Fun fact: your mortgage lender—the bank or company that granted you your loan—probably isn’t cashing your mortgage payment check each month. That’s because almost immediately after you closed on your loan, they turned around and sold it.
With the housing bubble that caused the recession still on everyone’s mind, it’s more important now than ever for home buyers to know how the system works—and how it went so wrong.
What many homeowners and buyers don’t realize is that there’s an entire secondary mortgage market where the lender becomes a seller. Here are the basics to help you understand how that market influences the primary mortgage industry and the rest of the economy.
What is the Secondary Market for Mortgages?
Once you close your loan, your bank takes it to a marketplace, where a variety of investors can purchase it. Sometimes, the final purchaser is lined up before you even close and the paperwork at your signing includes a statement as to who they will be.
The largest investors by far are Fannie Mae and Freddie Mac, two corporations that are owned by the United States government. They were designed to provide backing on the secondary market for low-income and very-low-income home purchases, and they have expanded under the Obama administration to take on more and more purchases.
There are other investors on the secondary mortgage market, and often those investors will purchase the loan and bundle it together with other loans into a fund called a mortgage-backed security, or MBS for short.

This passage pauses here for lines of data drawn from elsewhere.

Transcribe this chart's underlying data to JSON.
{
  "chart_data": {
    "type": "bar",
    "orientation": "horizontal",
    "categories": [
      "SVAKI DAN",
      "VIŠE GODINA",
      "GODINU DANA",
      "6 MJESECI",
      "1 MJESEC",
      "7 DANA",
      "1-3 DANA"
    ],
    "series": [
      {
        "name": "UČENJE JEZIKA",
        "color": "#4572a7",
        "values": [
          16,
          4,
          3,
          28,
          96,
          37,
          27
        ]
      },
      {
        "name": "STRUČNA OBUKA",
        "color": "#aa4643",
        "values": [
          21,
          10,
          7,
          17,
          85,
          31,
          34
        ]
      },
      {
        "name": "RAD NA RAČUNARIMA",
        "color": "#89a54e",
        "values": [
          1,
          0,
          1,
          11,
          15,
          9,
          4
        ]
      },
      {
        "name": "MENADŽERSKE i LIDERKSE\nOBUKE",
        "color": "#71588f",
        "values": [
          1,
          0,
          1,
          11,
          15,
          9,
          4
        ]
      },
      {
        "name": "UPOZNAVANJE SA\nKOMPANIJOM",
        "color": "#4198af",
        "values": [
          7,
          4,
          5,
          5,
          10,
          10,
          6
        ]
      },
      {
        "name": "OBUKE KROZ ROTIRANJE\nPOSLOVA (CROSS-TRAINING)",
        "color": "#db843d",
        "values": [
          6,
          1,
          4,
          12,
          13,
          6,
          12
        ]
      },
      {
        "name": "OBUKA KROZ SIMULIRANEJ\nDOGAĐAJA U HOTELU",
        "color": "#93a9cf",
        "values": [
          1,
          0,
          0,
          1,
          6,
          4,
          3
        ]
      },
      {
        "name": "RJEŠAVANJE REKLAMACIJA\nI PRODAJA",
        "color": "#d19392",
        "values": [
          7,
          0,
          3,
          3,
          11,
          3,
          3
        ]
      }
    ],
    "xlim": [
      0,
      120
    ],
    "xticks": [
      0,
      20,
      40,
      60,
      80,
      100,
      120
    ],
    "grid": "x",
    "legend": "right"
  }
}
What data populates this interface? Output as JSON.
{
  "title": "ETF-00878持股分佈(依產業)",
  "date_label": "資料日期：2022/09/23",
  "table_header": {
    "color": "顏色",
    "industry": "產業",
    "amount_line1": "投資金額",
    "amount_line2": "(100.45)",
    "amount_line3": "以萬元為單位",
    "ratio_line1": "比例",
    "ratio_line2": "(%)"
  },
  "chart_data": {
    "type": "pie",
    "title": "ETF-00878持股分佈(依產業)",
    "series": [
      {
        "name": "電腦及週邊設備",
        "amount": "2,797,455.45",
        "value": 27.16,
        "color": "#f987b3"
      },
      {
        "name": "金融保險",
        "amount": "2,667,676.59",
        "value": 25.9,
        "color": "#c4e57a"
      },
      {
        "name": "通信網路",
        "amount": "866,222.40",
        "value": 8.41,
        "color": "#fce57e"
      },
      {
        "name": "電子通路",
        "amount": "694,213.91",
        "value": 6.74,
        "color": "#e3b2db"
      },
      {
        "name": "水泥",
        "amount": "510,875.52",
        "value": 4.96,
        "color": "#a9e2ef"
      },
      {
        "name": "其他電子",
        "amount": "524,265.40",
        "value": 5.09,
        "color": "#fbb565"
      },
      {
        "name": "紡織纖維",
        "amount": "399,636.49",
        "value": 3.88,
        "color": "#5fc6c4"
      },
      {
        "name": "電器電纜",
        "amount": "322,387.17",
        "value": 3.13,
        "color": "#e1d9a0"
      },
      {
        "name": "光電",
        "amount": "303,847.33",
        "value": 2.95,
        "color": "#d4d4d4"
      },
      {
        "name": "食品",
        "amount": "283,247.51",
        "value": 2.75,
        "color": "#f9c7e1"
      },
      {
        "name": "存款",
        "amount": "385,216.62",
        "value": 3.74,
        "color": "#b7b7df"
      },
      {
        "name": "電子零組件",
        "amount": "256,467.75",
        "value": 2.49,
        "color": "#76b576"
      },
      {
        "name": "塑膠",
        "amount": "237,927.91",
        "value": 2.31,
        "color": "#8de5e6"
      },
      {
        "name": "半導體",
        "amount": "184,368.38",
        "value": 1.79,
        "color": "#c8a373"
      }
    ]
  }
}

Understanding How Mortgage-Backed Securities Work
If your mortgage is bundled into an MBS fund, the investor or investment entity that created it then sells out shares of the fund to other investors in the same way they might sell shares of a mutual fund or a company’s stock.
Investors then buy the shares of the fund knowing that as the loans are paid, a portion of the returns (a.k.a. your interest payment) comes back to them. How large a portion depends on several factors, including how many shares of the security they bought, how many mortgages are bundled into the security, and how many of those loans are performing as expected.

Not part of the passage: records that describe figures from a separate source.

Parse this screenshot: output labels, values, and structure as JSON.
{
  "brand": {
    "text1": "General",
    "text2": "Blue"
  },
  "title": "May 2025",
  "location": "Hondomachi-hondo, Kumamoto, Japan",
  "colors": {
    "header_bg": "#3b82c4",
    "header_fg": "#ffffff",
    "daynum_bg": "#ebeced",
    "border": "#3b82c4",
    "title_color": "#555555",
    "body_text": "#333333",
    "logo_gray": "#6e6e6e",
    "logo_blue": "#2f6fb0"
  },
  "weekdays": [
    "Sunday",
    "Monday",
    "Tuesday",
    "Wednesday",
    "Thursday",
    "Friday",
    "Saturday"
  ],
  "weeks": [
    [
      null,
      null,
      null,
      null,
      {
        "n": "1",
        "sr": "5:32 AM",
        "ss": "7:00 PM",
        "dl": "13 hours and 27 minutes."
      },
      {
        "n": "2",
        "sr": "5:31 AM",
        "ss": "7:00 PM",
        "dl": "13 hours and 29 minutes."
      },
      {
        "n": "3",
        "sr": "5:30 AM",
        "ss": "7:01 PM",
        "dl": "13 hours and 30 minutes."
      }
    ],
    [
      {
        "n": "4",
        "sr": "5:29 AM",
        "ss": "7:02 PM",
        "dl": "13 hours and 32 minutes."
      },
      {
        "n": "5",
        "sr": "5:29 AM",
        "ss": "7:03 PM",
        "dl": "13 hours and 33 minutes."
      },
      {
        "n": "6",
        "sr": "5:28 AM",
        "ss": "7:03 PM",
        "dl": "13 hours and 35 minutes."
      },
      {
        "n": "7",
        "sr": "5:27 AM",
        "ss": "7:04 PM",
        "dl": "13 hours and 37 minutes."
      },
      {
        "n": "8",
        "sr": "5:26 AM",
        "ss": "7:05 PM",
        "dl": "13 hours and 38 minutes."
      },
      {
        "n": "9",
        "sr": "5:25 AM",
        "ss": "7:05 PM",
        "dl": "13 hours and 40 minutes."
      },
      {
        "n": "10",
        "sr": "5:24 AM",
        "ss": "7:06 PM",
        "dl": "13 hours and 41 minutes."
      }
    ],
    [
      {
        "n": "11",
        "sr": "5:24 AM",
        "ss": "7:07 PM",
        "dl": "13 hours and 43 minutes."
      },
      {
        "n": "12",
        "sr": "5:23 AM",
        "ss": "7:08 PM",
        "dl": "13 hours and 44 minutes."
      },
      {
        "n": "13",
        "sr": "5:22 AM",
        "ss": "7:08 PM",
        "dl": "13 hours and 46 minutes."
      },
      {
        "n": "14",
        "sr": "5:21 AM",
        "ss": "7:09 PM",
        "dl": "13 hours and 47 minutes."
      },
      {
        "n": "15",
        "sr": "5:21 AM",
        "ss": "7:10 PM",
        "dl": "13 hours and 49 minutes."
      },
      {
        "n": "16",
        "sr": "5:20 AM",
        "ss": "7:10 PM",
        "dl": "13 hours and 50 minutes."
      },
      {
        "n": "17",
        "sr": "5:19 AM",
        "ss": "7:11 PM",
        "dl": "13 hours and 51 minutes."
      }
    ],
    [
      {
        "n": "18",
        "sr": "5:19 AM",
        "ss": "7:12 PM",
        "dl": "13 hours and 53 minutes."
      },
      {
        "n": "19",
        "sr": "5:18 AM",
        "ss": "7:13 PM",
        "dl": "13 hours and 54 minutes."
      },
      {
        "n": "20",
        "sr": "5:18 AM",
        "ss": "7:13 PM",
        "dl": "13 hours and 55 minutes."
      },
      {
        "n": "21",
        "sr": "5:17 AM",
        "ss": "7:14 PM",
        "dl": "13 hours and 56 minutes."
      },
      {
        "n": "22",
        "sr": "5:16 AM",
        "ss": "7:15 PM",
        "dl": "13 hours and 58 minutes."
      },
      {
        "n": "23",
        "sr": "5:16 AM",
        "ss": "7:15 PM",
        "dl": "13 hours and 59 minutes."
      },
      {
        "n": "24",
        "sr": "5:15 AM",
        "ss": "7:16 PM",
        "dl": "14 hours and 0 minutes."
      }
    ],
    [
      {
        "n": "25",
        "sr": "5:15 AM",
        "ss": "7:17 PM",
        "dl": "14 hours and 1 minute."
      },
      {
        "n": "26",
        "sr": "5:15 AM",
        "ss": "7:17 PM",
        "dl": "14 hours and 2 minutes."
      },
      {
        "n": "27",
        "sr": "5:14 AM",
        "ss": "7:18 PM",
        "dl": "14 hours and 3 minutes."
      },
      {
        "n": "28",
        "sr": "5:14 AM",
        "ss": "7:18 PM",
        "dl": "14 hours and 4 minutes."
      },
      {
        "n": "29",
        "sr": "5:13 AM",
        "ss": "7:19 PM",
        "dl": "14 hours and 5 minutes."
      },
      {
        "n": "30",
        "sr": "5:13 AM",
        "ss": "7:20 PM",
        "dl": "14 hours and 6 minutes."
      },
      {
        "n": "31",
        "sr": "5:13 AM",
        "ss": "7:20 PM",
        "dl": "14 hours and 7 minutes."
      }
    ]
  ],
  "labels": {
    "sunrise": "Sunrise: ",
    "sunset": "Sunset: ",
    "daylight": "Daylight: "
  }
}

The reason why such a large number of mortgages are bundled together? Reduced risk.
After all, if more mortgages are part of the fund, then when a few have repayment difficulties, that relatively small number is outweighed by the larger number of still-performing mortgages and the fund as a whole remains profitable.
For this reason, MBSs were, historically, one of the most secure investments available.
MBS Funds and the Financial Meltdown
Many homeowners are rightly wary about mortgage-backed securities on the secondary mortgage market in light of what happened with the financial meltdown of 2007-2008.
Here’s how it worked: private equity investors grouped higher- and lower-risk mortgages in separate categories, called tranches. They then sold these without disclosing the risks of investing in a particular tranche to the investors.
In fact, during this period, investors were rarely told about the tranches, leading to situations where investors were misled about the risks. When these funds began to fail, it affected many of the investors involved, and for many, it was the first time they fully realized which risk category their investment had fallen into.
The results are history.
MBS Funds in Today’s Secondary Mortgage Market
After the financial meltdown, the Obama Administration unveiled a comprehensive plan for reforming the mortgage market, one that put Freddie Mac and Fannie Mae front and center. The plan sought to achieve a few key changes to the market:
- To use the government-backed corporations to underwrite mortgages and provide stability, so ordinary people could purchase with confidence again.
- To expand the programs to cover most American home purchases in the short term.
- To use FHA measurements to ensure that housing was being provided to low-income and extremely-low-income families who qualify.
- To stabilize the market so banks could continue to offer mortgage loans with confidence.
- To eventually scale back these programs as the private equity market regains strength, BUT
- To fund all of the programs’ commitments for the duration of the loans they underwrite.
As a result of these clear policy goals, today’s secondary mortgage market is dominated by Freddie Mac and Fannie Mae, who acquire around 90 percent of all new mortgages between them.
MBS funds do still play a role in the marketplace, especially when it comes to jumbo loans, commercial real estate loans, and mortgages that do not meet Fannie Mae and Freddie Mac requirements.
As time goes on, they are also growing in popularity again, and the new regulations on their structure and constitution have restored some consumer confidence in their use.